Но мистер Рочестер расходился до такой степени, что повидимому вовсе утратил способность обращать внимание на мои слова.

-- В этот же день, продолжал он: - ты поедешь со мною в Миллькот, и сама потрудишься выбрать главнейшия принадлежности своего туалета. Я уже сказал, что мы обвенчаемся через четыре недели. Свадьба наша, без всякой торжественности, будет совершена в сельской приходской церкви, откуда мы прямо поедем в город. Затем, через несколько дней, мы отправимся за-границу: моя Дженни увидить итальянские сады, французские виноградники - все увидит, что было и есть знаменитого в древней и новой истории Европы. Опытом изведает она городскую жизнь, и будет иметь множество случаев, сравнить свои достоинства с безчисленными недостатками других женщин.

-- Следовательно, вы разсчитываете, сэр, что я буду путешествовать... вместе с вами?

-- Да. Мы будем останавливаться в Париже, Риме и Неаполе, во Франции, Венеции и Вене: все места, по которым некогда бродил я один, посетит моя Дженни, и воздушная поступь её пройдет по моим тяжелым следам. За десять лет перед этим, перебегал я с одного конца Европы на другой, с отвращением и ненавистью: теперь напротив, исцеленный в своих чувствах и обновленный в душе, я буду осматривать предметы искусства вместе с моим ангелом-хранителем.

Я не могла не засмеяться при этом новом титуле, изобретенном для меня щедрою фантазиею мистера Рочестера.

-- Я не ангел. Я девушка слабая, и скоро буду женщиной столько же слабой, как все мои сестры. Не ожидайте, мистер Рочестер, и не требуйте от меня небесных совершенств - их нет во мне, так же как в вас, и я ничего не намерена ожидать от вас в этом мечтательном роде.

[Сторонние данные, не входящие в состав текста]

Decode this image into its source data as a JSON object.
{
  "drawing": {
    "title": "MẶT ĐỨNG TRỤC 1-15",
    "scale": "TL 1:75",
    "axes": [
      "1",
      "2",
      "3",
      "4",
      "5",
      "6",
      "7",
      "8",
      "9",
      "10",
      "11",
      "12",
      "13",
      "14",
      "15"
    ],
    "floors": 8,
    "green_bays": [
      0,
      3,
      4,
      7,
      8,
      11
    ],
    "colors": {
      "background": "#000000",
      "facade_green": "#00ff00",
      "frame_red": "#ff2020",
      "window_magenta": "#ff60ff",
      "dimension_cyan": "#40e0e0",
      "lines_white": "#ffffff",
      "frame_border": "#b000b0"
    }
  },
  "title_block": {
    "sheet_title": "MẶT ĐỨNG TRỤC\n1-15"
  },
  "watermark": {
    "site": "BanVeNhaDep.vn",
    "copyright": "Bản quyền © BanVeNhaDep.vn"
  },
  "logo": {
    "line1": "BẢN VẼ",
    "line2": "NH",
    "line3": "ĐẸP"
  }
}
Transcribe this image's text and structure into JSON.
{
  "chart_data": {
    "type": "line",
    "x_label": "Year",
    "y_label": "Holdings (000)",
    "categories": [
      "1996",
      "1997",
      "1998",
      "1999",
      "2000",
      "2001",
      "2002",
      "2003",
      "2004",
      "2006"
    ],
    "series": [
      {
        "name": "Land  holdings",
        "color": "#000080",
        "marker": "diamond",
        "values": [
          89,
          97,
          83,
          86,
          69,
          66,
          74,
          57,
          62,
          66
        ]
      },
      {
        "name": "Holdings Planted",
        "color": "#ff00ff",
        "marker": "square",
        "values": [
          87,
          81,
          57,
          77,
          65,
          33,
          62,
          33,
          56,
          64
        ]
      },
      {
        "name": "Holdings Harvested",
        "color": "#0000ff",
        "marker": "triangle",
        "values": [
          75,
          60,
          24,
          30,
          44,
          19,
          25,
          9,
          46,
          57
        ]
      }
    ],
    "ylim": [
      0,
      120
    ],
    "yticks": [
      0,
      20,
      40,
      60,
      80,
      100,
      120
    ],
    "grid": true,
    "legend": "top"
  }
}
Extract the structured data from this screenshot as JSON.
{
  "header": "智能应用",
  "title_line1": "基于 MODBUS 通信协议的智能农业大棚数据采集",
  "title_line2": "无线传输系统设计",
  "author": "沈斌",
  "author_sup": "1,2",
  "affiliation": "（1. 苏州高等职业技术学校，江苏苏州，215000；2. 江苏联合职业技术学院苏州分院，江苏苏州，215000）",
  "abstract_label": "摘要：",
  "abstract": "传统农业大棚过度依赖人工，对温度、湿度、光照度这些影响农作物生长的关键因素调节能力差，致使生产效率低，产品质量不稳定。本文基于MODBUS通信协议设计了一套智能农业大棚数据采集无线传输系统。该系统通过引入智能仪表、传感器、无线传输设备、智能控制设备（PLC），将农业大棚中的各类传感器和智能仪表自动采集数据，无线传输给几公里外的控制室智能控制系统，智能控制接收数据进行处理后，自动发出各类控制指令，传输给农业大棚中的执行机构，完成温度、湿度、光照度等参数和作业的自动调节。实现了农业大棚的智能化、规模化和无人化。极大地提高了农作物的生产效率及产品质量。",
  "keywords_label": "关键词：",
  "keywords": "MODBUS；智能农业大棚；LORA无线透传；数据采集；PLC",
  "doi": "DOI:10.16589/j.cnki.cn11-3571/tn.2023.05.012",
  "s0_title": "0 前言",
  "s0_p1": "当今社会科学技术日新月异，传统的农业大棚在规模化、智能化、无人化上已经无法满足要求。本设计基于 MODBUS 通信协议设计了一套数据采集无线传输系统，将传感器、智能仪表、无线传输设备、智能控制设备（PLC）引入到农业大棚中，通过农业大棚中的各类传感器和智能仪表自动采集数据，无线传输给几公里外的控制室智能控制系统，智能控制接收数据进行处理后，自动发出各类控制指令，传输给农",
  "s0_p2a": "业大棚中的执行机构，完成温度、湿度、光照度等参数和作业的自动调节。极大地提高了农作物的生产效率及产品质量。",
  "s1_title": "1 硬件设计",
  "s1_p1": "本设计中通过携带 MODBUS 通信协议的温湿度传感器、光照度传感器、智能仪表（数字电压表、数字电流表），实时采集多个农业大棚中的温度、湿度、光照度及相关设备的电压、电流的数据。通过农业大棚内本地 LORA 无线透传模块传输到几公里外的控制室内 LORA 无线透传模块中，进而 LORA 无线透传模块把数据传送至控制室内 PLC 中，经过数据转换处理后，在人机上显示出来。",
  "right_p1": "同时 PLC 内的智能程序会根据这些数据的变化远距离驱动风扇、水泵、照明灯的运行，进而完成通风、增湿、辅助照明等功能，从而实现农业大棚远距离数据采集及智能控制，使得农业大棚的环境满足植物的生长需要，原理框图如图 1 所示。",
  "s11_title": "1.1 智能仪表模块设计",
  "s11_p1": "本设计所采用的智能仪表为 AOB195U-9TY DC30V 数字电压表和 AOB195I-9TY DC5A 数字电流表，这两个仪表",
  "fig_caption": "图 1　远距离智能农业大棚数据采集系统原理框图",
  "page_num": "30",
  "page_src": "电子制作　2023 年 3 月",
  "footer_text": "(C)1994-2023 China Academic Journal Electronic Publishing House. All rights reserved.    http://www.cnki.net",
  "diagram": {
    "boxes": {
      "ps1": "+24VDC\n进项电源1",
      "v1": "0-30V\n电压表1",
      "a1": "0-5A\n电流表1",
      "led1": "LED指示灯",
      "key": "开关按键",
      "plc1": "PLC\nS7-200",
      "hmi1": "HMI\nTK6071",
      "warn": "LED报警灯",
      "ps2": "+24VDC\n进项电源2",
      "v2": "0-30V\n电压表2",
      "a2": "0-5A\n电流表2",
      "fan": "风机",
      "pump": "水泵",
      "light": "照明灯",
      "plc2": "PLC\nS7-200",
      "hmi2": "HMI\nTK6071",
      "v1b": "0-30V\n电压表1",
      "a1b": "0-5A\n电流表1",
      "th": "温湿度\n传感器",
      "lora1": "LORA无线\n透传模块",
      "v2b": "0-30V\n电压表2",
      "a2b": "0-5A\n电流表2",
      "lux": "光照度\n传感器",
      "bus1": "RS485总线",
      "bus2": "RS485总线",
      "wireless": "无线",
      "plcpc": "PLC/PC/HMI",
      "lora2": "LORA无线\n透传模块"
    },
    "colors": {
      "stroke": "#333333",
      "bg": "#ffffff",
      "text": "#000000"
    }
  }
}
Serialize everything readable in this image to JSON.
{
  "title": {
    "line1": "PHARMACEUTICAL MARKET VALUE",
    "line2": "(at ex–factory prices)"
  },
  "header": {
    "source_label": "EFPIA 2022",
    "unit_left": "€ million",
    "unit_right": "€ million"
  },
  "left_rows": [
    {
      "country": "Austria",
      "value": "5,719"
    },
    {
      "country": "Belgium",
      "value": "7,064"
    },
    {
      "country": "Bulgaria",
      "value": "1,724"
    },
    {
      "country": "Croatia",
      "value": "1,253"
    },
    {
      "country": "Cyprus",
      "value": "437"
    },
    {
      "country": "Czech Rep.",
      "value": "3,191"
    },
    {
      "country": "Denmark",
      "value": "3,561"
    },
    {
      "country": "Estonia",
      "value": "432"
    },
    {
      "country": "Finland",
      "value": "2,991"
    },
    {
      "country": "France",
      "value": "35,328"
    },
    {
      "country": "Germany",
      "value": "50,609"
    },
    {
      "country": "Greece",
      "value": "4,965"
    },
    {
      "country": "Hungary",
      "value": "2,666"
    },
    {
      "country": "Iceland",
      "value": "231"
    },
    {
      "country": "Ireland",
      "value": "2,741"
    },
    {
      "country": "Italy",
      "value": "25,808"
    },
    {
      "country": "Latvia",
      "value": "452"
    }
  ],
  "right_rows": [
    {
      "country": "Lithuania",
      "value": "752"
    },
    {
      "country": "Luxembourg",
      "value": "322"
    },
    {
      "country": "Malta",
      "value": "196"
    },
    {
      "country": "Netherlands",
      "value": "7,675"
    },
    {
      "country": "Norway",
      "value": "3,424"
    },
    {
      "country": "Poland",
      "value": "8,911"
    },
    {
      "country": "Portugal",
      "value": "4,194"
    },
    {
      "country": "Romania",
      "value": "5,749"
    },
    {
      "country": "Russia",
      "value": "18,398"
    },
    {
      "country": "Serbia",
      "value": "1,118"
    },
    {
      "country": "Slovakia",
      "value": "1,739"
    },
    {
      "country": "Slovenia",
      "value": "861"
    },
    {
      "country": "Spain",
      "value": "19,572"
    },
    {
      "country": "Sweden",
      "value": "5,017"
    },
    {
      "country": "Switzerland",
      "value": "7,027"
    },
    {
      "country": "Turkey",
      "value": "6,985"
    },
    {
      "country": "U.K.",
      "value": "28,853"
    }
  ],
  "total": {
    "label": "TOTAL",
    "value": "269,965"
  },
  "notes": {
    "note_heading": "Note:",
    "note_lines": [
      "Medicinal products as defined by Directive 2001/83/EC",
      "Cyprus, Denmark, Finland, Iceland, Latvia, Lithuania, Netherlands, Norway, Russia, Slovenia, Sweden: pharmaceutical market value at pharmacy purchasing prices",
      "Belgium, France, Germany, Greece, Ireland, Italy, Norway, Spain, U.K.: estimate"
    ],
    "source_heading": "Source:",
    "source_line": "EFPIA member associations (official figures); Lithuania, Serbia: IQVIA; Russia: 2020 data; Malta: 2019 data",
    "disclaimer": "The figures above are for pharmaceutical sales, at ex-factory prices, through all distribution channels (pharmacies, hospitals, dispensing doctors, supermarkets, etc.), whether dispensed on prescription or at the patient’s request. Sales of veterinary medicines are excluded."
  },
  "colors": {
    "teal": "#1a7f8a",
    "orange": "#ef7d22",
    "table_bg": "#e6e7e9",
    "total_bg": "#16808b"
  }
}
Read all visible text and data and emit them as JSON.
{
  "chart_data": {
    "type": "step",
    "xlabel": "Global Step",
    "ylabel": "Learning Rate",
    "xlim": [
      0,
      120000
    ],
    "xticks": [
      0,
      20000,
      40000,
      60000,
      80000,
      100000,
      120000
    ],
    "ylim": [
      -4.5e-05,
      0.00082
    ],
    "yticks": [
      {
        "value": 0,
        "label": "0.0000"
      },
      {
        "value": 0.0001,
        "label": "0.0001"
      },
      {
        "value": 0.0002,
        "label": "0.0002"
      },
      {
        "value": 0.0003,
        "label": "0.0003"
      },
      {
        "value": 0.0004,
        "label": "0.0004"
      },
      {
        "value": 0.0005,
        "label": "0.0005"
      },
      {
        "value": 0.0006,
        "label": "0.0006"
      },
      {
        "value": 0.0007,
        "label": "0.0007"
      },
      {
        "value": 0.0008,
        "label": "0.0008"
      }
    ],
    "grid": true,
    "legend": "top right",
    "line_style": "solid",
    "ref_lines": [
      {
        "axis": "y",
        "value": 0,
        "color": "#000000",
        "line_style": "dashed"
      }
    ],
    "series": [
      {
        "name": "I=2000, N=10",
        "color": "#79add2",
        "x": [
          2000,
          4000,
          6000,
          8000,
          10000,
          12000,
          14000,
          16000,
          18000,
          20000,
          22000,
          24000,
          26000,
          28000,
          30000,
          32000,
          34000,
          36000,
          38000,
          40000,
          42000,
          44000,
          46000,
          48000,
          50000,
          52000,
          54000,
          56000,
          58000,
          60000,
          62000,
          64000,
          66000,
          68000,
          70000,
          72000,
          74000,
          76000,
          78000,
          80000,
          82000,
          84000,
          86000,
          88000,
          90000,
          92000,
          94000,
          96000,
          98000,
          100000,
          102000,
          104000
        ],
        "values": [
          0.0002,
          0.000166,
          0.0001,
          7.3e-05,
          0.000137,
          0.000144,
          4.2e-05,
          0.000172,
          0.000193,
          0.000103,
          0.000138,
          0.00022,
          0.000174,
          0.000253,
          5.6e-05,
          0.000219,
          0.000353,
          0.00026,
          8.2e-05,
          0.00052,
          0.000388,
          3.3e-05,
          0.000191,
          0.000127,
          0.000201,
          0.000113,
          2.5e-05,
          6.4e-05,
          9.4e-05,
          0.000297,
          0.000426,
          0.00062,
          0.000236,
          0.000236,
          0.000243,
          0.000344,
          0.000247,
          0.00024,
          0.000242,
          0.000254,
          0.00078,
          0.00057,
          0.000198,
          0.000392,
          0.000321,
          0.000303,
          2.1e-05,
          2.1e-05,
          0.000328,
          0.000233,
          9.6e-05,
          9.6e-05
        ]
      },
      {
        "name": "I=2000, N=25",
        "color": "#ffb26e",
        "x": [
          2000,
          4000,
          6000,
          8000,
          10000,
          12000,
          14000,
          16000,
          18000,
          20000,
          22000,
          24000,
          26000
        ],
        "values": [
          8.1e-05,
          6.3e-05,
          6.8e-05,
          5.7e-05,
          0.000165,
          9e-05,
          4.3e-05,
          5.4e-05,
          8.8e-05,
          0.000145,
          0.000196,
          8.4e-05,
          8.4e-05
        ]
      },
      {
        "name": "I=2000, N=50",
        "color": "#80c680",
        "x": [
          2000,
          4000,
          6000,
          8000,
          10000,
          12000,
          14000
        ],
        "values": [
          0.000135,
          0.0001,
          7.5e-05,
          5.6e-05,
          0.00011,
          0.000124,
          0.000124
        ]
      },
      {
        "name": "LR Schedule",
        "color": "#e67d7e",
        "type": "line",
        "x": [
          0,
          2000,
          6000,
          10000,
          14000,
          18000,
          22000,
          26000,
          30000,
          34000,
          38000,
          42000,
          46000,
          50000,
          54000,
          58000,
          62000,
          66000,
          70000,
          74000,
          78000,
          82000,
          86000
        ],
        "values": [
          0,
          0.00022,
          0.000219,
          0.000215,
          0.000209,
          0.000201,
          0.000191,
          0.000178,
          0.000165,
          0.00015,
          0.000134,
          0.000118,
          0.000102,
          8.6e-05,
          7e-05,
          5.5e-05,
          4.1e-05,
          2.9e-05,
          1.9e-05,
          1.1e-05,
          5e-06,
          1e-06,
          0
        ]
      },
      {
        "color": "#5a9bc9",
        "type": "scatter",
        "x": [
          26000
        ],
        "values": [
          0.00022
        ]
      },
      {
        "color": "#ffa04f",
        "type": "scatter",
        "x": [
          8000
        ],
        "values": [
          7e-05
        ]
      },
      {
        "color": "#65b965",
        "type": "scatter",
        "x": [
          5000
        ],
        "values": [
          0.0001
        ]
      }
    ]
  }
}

-- Чего жь вы от меня ожидаете?

-- Вы останетесь на несколько времени мужчиной пылким и страстным, как теперь; затем постепенно будете охладевать, капризничать, ворчать, и сделаетесь под-конец суровым и строгим. Я, с своей стороны, истощу все возможные средства, пробудить в вас прежния чувства, и плодом моих усилий будет только то, что вы, не имея ко мне пылкой любви, навсегда, однако жь, сохраните ко мне тихую привязанность и дружбу. Страсть в вашем сердце будет, по моим разсчетам, гореть месяцов шесть, немногим больше или меньше: этот период времени для супружеской любви назначается в некоторых книгах, написанных мужчинами, и я обязана им верить. Все это, впрочем, нисколько не пугает меня: как постоянная собеседница, я никогда не могу опротиветь и сделаться ненавистною в ваших глазах.

-- Позвольте в этом сомневаться: разве до-сих-пор вы были постоянны?

-- Конечно нет; но до-сих-пор я имел дело с женщинами, которые мне нравились только по своей наружности. С такими женщинами, правда, поступал я без всякой пощады, как-скоро находил, что в них нет ни сердца, ни души, ни здравого смысла - ничего нет кроме нелепых и пошлых притязаний на приторную чувствительность и нежность; но нет никакого сомнения, что для женщины, неиспорченной, для женщины с пламенной душой и характером твердым, я всегда - постоянный любовник и самый искренний друг.

-- А разве когда-нибудь вы имели опыты в этом роде? Любили ли вы женщину с таким характером?

-- Я люблю ее теперь.

-- Не обо мне речь: случалось ли вам, прежде меня, встречать особ, на которых теперь я имею счастье быть похожей?

-- Нет, Дженни, никогда я не встречал женщин, похожих на тебя. Ты мне нравишься безусловно, более может-быть своими нравственными, чем физическими свойствами, и притом, в твоем характере есть непреодолимая сила, которая привлекает меня к тебе. Я побежден твоим взглядом, подчинен твоей воле, и это подчинение заключает В себе невыразимую прелесть... Чему ты смеешься, Дженни? что должно означать это неизъяснимое выражение на твоем лице?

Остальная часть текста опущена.